Archive for July, 2002
woah. wild week. got a concussion on monday afternoon. slept and sick for a few days…
hung out with ms all week.hes moving in..
this weekend: went to re ‘s bday at thw wilt chamberlain house..it was weird and fun.
i was with ns all weekend..hes been bummed, went to rodeo, selby AND sundowners.
tonght i went to les duex and ran into colby..had a very intensley eye opening convo…i thought i was crazy thinking ch was still hung up on dl..but he was..or is, i mean.
i am officially insomniatic. 5 days w/out sleep. its insane. i just went for a swim..all misty out and shit. cool.
my hearing is shot. its like i was at a concert last night and they (my ears) are still ‘ringing’ cept the ringing is loud and fuzzy and sharp-all at once
dont know quite what to do..each day i dont sleep the less social i can be and the more i become introverted and hermitlike.
supposed to be speaking at a mtg this eve…
feel odd. havent reallly slept the last few days..a lot on my mind, i guess.
or not enough maybe?
good weekend..as sent me an email wondering what was wrong…i didnt have the strength to tell her i knew what she had said about me. i am already so hurt and perplexed by all this. hil and i had intuitive hits about this and i guess we (I) should have listened to them.;
its not like i wasnt warned of her instability i am going to pray for her tonight and for the next few weeks and really visualize her as a happy safe loved and honest person
sunday i [picked up mjk and ie at the airport..then mjk and i hung out at the house.
went to dinner with a fun group on sunday bh and dravens nephews camwe. dl was there..(swoon)
ns hil ls ie Very nice to see Ls as ie has seemingly sequestered her to his place for months ..it seems.
then monday…fairly chaos free…got mjk organized . he had lunch with dl -i did laundry. then ie and ls came up top the house and we loaded all the precious wine into my car. then i proceeded (with ls) to follow the boys in the porsche in the heat of the day thru brutal traffic to inglewood to the forum. ugh
mellow before the show dhl and al and mh came down.had an amazingly revealing and honest convo with al and mh
we had fun. hil and ns2 bought tix and met us there.
the actual show was perhaps one of the most amazing experiences in my life thus far. i felt small and overwhelmed and ecstatic and energized and loving and like a little kid and a parent all at the same time.
it’s funny how i dont relate the person on stage to the mjk i know.the fans went WILD.
so proud.
got a post card from ch. must of sent it the day he left.
worked with cw all day ..dk came over and saved the day (or the book)
then met coleycole and mw and spent afternoon in the pool and eve at meeting…with hil and ns too. then dinner at the indian place ..

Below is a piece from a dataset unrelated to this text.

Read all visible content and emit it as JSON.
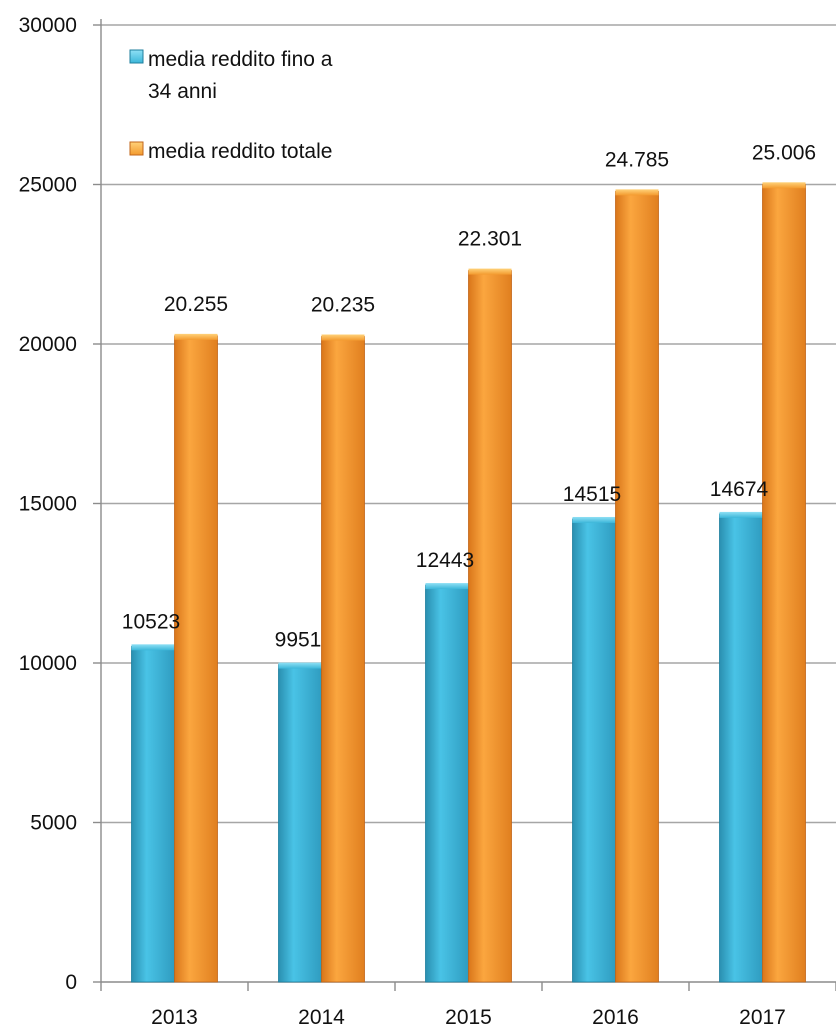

funny. then saw coleys newly decorated apt. then ns and i met hil and we went to ledome…nico was having a thing..then we went by the standard..it was absolutley awful…unbearable for me.

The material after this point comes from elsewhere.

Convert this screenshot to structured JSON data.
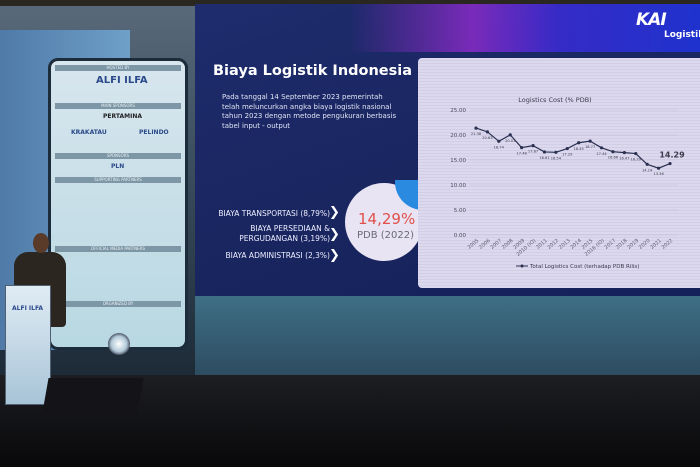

this week has been like the opening of my solar plexus..i cried so hard and felt like it would never stop. i can still feel the feeling in my tummy of overwhelming grief..but it’s distant and calmer now. i howled like a dog yesterday. the hurt was deep. i felt like i finally realized how much i betray myslef by being in these relationships..it has notheing to do with them except i pick them for the abuse of my soul body etc…hopefully i am aware of my value for now and will stay away from this sort of being from now on and just see them with compassion and love. i feel sad and i miss chris. the parts i miss arent real though. i only miss what i gave hiom..i put in sooo much for a few seconds of him being pplayful and goi g into monkey talk.i totally lost my sense of who i am and what i am capable of, its bummed me out so hard that i couldnt even see the difference in the perspective anymore. i am so able to move thru this and not lose the lesson. i chose this situaation on earth and i must learn it or repeat it..
jk sent me this this am..OH MAH GAWDfree francis bean.
felt sick again today. shitty i am so over this
slept a long stint of the aafternoon away..only eason i got up was because mom was here and i had to .
went to erewhon and bookstore ..tried to do the post office but the line was insane.
whatever.
i am now going to mtg. then diner with gk and mom.
hope i feel better soon.
mom is here. awesome. doing bills then running then tea at elixir.